Ce syndrome des faux souvenirs est le fait de praticiens ramenant systématiquement toutes les difficultés de la personne à des souvenirs occultés d’abus sexuels commis dans la prime enfance par des proches. Ils peuvent aussi avoir été commis au cours de rites sataniques ou bien encore concerner de pseudo « vies antérieures » ou des enlèvements par des extra-terrestres…

En France, dès 1970, le groupe Saint-Erme appelé également « L a Famille de Nazareth » induisait chez ses adeptes de faux souvenirs d’inceste, entraînant alors des ruptures familiales particulièrement douloureuses.

Un grand spécialiste du phénomène sectaire, le Père Jacques Trouslard, avait, déjà à cette époque, identifié ce syndrome des faux souvenirs.
Delphine Guérard, psychologue clinicienne auprès de l’association « Alerte Faux Souvenirs Induits » (AFSI) distingue trois catégories de méthodes susceptibles de générer ce syndrome : des méthodes manuelles de « traitements énergétiques » associés à des massages comme la « reprogrammation énergétique » ; des méthodes psychothérapeutiques intensives et systématiques, telle la catharsis Glaudienne, qui « solutionnent en profondeur » les problèmes psychologiques ; des méthodes relatives aux thérapies de l’approche transgénérationnelle.

L’AFSI, depuis sa création en juillet 2005, a été sollicitée « sur plusieurs centaines de drames familiaux.

Les conséquences des fausses accusations d’abus sexuels sur des parents et des grands parents ont des conséquences dramatiques sur la santé des accusés comme d’ailleurs sur celle des accusateurs. A noter que les plaintes devant la justice ont toutes été déclarées sans suite.
Le syndrome des faux souvenirs est une arme particulièrement efficace de déstabilisation et de mise en sujétion des individus. Est-ce une conséquence d’une multiplication et d’une diffusion rapide de méthodes psychothérapeutiques à travers des pratiques dévoyées ? La réponse est peut-être dans les défaillances, voire l’inexistence d’un encadrement des formations et des pratiques qui restent « un encouragement pour les charlatans ou les gourous développant des entreprises sectaires ».
A lire sur le site de l’UNADFI, l’étude réalisée sur les Faux souvenirs

Regard d’une psychologue sur les dérives de la pratique des faux souvenirs induits

La dernière étude est présentée par Delphine Guérard, psychologue clinicienne à l’AFSI (Alerte Faux Souvenirs Induits). Elle donne les clés pour mieux « décrypter ce phénomène » et fait le point sur la situation en France. Elle passe à la loupe les théories et les méthodes des thérapeutes qui induisent ces faux souvenirs et analyse les caractéristiques des psychothérapies qui lui permettent de repérer leur aspect sectaire et elle n’oublie pas de mentionner le calvaire vécu par les familles accablées par de pseudo-révélations d’abus sexuels. Dans une telle situation, il est important que les familles s’informent sur les psychothérapies en général et sur ce phénomène des faux souvenirs, mobilisent leur entourage, constituent une puissance collective grâce au milieu associatif et soient accompagnés et soutenus par des professionnels. Ce phénomène soulève un certain nombre de questions fondamentales autour des psychothérapies et notamment de leur contrôle.

Stupéfiants et dérives sectaires

De nombreux signalements ont conduit la MIVILUDES à mettre en place des actions de formation et de prévention, axées sur les dangers de dérives sectaires liées à l’emploi inconsidéré de l’ayahuasca et de l’iboga. Les services de l’Etat ont su réagir rapidement et contraindre les organisateurs de stages à renoncer à utiliser ces deux produits qui sont désormais interdits.
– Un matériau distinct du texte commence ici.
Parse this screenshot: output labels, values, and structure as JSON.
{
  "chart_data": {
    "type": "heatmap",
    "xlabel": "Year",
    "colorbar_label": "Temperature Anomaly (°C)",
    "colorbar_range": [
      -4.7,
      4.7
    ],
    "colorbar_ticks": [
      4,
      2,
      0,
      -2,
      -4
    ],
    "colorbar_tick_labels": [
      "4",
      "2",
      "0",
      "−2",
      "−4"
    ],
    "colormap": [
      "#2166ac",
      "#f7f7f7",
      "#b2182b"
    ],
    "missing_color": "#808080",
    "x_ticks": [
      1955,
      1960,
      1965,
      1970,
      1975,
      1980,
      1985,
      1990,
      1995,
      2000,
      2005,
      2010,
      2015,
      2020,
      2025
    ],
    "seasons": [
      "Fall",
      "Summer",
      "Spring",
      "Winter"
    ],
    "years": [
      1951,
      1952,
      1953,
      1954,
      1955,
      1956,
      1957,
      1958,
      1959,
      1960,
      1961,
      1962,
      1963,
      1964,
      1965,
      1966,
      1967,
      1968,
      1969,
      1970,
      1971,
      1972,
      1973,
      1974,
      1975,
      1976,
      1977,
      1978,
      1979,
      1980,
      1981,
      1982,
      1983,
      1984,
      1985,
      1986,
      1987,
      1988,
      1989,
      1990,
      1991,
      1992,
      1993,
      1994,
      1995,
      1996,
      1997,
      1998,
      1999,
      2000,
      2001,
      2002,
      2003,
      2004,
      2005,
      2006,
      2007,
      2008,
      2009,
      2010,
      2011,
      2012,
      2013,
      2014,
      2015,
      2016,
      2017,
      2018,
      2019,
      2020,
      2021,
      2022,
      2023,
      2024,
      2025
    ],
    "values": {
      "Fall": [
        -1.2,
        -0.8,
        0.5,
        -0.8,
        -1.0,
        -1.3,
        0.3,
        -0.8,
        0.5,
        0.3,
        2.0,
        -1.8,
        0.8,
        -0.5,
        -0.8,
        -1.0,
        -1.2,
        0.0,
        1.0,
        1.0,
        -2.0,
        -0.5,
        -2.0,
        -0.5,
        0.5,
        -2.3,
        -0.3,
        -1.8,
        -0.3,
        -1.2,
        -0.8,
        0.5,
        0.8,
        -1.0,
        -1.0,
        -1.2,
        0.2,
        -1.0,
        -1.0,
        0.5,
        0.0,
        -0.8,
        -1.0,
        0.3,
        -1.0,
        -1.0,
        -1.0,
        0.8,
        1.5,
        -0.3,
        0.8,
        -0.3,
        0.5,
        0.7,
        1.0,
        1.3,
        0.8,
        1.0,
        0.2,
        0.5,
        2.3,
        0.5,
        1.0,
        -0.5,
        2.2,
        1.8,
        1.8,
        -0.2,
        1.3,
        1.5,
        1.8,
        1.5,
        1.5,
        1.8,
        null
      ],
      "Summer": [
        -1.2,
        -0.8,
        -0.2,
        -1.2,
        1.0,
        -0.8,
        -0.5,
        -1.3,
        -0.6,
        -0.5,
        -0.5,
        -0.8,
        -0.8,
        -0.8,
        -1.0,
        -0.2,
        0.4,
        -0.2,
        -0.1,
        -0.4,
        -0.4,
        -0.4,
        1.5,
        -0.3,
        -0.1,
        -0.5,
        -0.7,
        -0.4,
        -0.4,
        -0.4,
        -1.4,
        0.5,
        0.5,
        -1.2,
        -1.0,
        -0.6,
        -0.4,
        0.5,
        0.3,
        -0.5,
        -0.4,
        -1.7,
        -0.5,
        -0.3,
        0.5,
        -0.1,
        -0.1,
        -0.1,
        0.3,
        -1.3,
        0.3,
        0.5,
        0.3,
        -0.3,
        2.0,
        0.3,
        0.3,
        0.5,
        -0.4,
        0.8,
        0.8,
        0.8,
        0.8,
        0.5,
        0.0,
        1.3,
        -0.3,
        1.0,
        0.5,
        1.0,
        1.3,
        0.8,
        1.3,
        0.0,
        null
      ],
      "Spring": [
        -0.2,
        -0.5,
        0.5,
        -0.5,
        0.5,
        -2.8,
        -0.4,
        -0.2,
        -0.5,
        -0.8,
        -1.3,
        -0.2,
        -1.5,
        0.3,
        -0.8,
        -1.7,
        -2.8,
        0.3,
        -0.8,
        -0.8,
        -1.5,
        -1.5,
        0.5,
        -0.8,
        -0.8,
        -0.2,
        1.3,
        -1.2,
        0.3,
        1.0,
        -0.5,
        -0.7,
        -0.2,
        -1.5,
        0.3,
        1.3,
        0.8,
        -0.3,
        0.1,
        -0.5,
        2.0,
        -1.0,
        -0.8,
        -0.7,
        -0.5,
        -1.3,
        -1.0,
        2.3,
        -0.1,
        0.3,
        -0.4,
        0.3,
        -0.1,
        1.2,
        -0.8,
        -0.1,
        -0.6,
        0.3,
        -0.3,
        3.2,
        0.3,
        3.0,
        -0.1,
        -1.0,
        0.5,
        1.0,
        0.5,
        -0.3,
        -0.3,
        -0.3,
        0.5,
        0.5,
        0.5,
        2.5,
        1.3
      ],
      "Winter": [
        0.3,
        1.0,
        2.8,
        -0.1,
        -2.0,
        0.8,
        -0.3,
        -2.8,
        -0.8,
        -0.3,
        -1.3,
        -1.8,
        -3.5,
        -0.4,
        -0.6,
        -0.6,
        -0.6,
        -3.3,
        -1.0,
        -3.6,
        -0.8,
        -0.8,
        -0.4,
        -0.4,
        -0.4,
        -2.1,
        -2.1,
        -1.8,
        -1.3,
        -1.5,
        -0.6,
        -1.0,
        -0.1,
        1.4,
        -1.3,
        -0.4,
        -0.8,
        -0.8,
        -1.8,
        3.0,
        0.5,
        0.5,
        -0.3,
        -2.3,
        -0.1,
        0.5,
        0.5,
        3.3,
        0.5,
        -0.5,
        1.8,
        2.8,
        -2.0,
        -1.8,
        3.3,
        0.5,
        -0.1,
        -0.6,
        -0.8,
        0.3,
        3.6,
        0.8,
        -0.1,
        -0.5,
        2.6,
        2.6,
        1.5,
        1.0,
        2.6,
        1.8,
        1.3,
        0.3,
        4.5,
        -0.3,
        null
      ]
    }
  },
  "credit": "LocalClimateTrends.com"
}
Mais c’était sans compter l’utilisation d’une autre plante hallucinogène substitutive aux deux plantes interdites : la datura. Celle-ci est tout aussi dangereuse pour la santé et elle ne fait l’objet d’aucune législation précise. Une publicité lui est faite, via le web, et il est très aisé de s’en procurer. Dans le cadre de la rédaction de son rapport, la MIVILUDE S a recherché des éléments de comparaison sur le phénomène de datura en Europe et aux Etats-Unis.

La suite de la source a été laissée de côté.